Per questo mi piace concludere tornando là da dove eravamo partiti. Ovvero chiamando in causa un altro gigante della Chiesa. Avevamo cominciato con Agostino e finiamo con Paolo, che nella prima lettera ai Corinzi scrive: “Questo vi dico, fratelli: il tempo ormai si è fatto breve; d’ora innanzi, quelli che hanno moglie, vivano come se non l’avessero; coloro che piangono, come se non piangessero e quelli che godono come se non godessero; quelli che comprano, come se non possedessero; quelli che usano del mondo, come se non ne usassero appieno: perché passa la scena di questo mondo”.
Per Paolo insomma, il tempo sta ammainando le sue vele. Però a suo dire non c’è motivo di angosciarsi, perché quale che sia il periodo d’intervallo che ci separa dalla parusìa, resta acquisito che resuscitato il Cristo il mondo futuro è già presente. Ecco perché ci invita a fare ‘come se’. Come se non si avessero mogli, possessi, godimenti.
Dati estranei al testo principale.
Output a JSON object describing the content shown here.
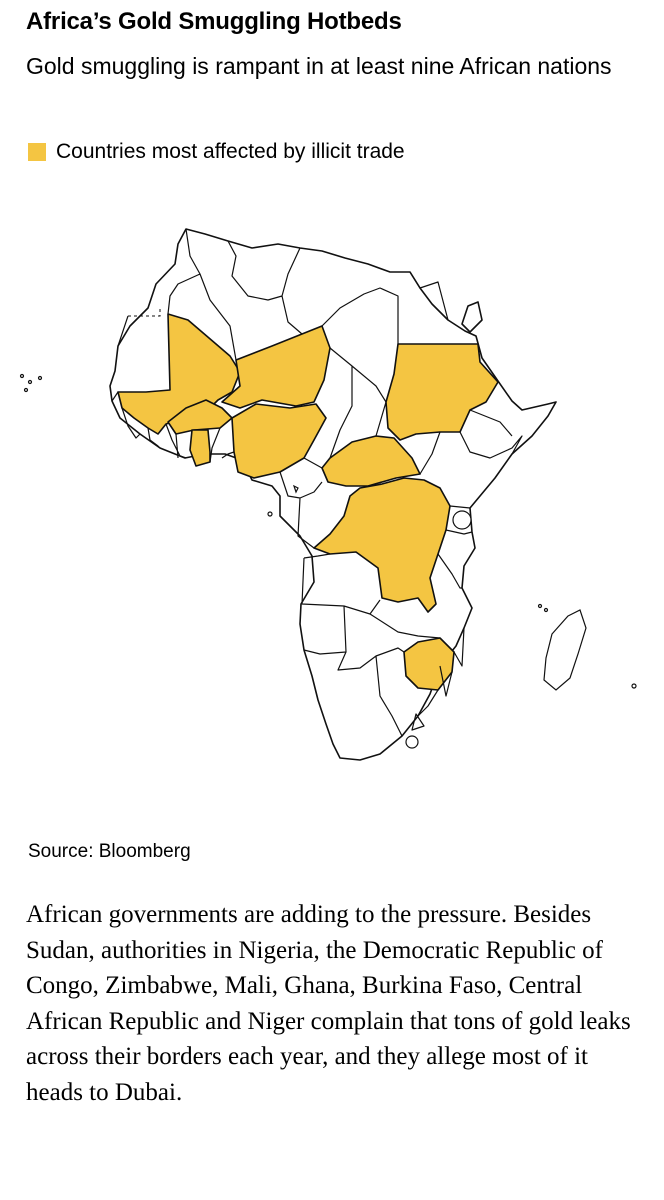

Ma chi riconosce la propria estraneità alla credenza della resurrezione, non può seguirlo fino in fondo. Giacché proprio l’aculeo della finitezza gli farà amare con struggente attaccamento ogni ‘resto’ ancora palpitante.
E’ nell’istante, solo in quello, che balena per noi la parusìa: presenza dell’ideale essenza nel mondo del sensibile. Che Roberto Giaravini restituisce in arte. Ben consapevole, con i latini, che vita brevis, ars longa.